Une telle constatation ne pouvait qu’être prévisible. Depuis maintenant bientôt trente ans, les trafiquants opèrent quasi sans restriction sur certains territoires de l’espace Schengen et, de là, sur le territoire de toute l’Union Européenne. Il va de soi qu’ils s’y sont installés, ont changé de nationalité pour mieux se fondre dans le paysage local, y ont implanté les entreprises de couverture.
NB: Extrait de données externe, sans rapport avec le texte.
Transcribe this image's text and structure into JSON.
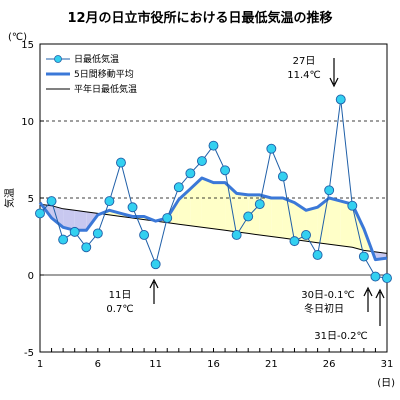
{
  "chart_data": {
    "type": "line",
    "title": "12月の日立市役所における日最低気温の推移",
    "ylabel": "気温",
    "yunit": "(℃)",
    "xunit": "(日)",
    "xlim": [
      1,
      31
    ],
    "ylim": [
      -5,
      15
    ],
    "grid": "horizontal-dashed",
    "legend_position": "top-left",
    "y_ticks": [
      {
        "value": -5,
        "label": "-5"
      },
      {
        "value": 0,
        "label": "0"
      },
      {
        "value": 5,
        "label": "5"
      },
      {
        "value": 10,
        "label": "10"
      },
      {
        "value": 15,
        "label": "15"
      }
    ],
    "x_ticks": [
      {
        "value": 1,
        "label": "1"
      },
      {
        "value": 6,
        "label": "6"
      },
      {
        "value": 11,
        "label": "11"
      },
      {
        "value": 16,
        "label": "16"
      },
      {
        "value": 21,
        "label": "21"
      },
      {
        "value": 26,
        "label": "26"
      },
      {
        "value": 31,
        "label": "31"
      }
    ],
    "x": [
      1,
      2,
      3,
      4,
      5,
      6,
      7,
      8,
      9,
      10,
      11,
      12,
      13,
      14,
      15,
      16,
      17,
      18,
      19,
      20,
      21,
      22,
      23,
      24,
      25,
      26,
      27,
      28,
      29,
      30,
      31
    ],
    "series": [
      {
        "name": "日最低気温",
        "color": "#1f5fa8",
        "marker_color": "#33d0f0",
        "values": [
          4.0,
          4.8,
          2.3,
          2.8,
          1.8,
          2.7,
          4.8,
          7.3,
          4.4,
          2.6,
          0.7,
          3.7,
          5.7,
          6.6,
          7.4,
          8.4,
          6.8,
          2.6,
          3.8,
          4.6,
          8.2,
          6.4,
          2.2,
          2.6,
          1.3,
          5.5,
          11.4,
          4.5,
          1.2,
          -0.1,
          -0.2
        ]
      },
      {
        "name": "5日間移動平均",
        "color": "#3b78d8",
        "values": [
          4.7,
          3.7,
          3.1,
          2.9,
          2.9,
          3.9,
          4.2,
          4.0,
          3.8,
          3.8,
          3.5,
          3.7,
          4.9,
          5.6,
          6.3,
          6.0,
          6.0,
          5.3,
          5.2,
          5.2,
          5.0,
          5.0,
          4.7,
          4.2,
          4.4,
          5.0,
          4.8,
          4.6,
          3.0,
          1.0,
          1.1
        ]
      },
      {
        "name": "平年日最低気温",
        "color": "#000000",
        "values": [
          4.6,
          4.5,
          4.3,
          4.2,
          4.1,
          4.0,
          3.9,
          3.8,
          3.7,
          3.6,
          3.5,
          3.4,
          3.3,
          3.2,
          3.1,
          3.0,
          2.9,
          2.8,
          2.7,
          2.6,
          2.5,
          2.4,
          2.3,
          2.2,
          2.1,
          2.0,
          1.9,
          1.8,
          1.6,
          1.5,
          1.4
        ]
      }
    ],
    "fill_colors": {
      "above": "#ffffc8",
      "below": "#c8c8f0"
    },
    "annotations": [
      {
        "label": "27日",
        "value_label": "11.4℃",
        "x": 27
      },
      {
        "label": "11日",
        "value_label": "0.7℃",
        "x": 11
      },
      {
        "label": "30日-0.1℃",
        "sub_label": "冬日初日",
        "x": 30
      },
      {
        "label": "31日-0.2℃",
        "x": 31
      }
    ]
  }
}
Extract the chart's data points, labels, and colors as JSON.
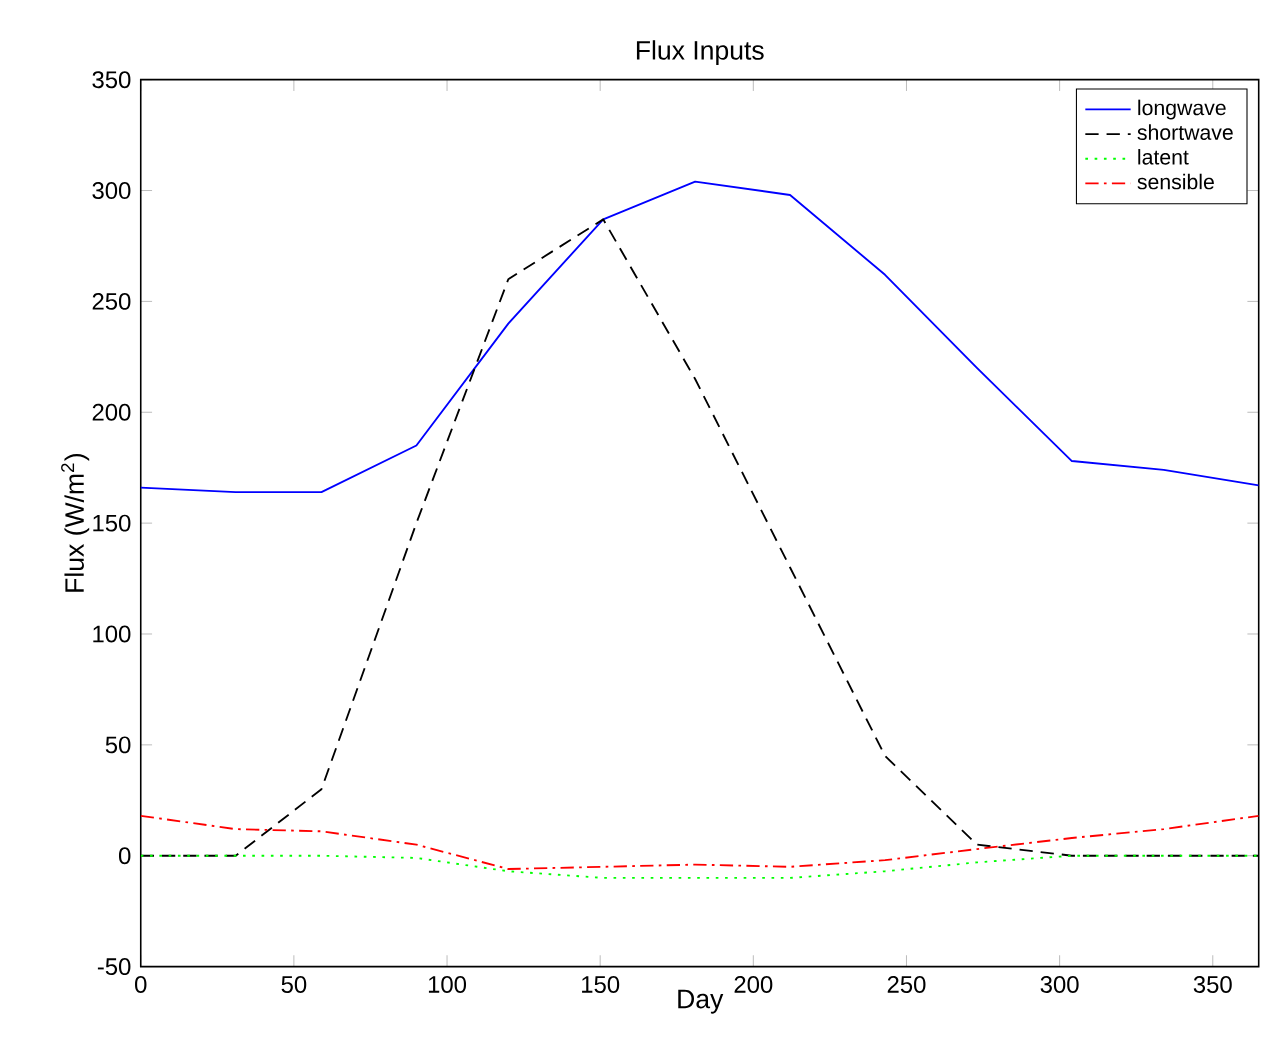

Ils ont fait monter dans les hiérarchies institutionnelles (ministère des affaires étrangères, de l’économie, services de police, institutions judiciaires, …) à coups de chantages, de corruption et autres collusions, leurs affiliés garants de la pérennité des trafics, le tout en toute impunité.

Des statistiques officieuses concernant le nombre d’interpellations, en 2001, de ressortissants bulgares ayant commis crimes ou délits dans un de ces États aurait dû faire réfléchir : sur une période équivalente, ces interpellations avaient doublé immédiatement après la suppression de l’obligation de visas : 102 arrestations pour les 16 mois allant du 1er janvier 2000 au 30 avril 2001 ; 101 arrestations entre le 1er mai et le 31 décembre 2001, soit sur une période de huit mois.

Depuis l’ouverture des frontières, en Italie, l’immigration roumaine a explosé6 et la criminalité à sa suite7. Avec l’abolition des visas d’accès au territoire pour les ressortissants de Pologne, Tchéquie, Hongrie et Slovaquie puis pour ceux de Bulgarie et de Roumanie (avril 2001), deux pays profondément intégrés au système communiste et dès lors aujourd’hui aux mafias qui y ont pris racine, la circulation des personnes, aujourd’hui totalement libre au sein de l’Union Européenne8, a entraîné de nombreux problèmes dont le BREXIT et l’arrivée au pouvoir en Italie d’un parti d’extrême-droite, derniers en date, ne sont pas des moindres.

Force est de constater que, dans un contexte de pression « naturelle » due aux libéralisations des technologies au rythme du possible, la globalisation, plus qu’un phénomène, s’est en réalité révélée une « stratégie » faite d’aveuglement volontaire, de relâchement sinon d’abandon du contrôle à rythme divers selon les secteurs.

Dans son ouvrage L’Economie Canaille, Loretta Napoleoni exposait le rôle d’intermédiaire de l’oligarque russe Kodorkovski pour la sélection des prostituées via des événements mondains comme des concours de beauté : « Il savait que ce qu’il faisait était légal et lui rapportait une fortune. Se préoccupait-il des jeunes femmes ? Non, évidemment. Ces concours étaient une manne, et il avait besoin de beaucoup d’argent pour ses projets suivants9 ».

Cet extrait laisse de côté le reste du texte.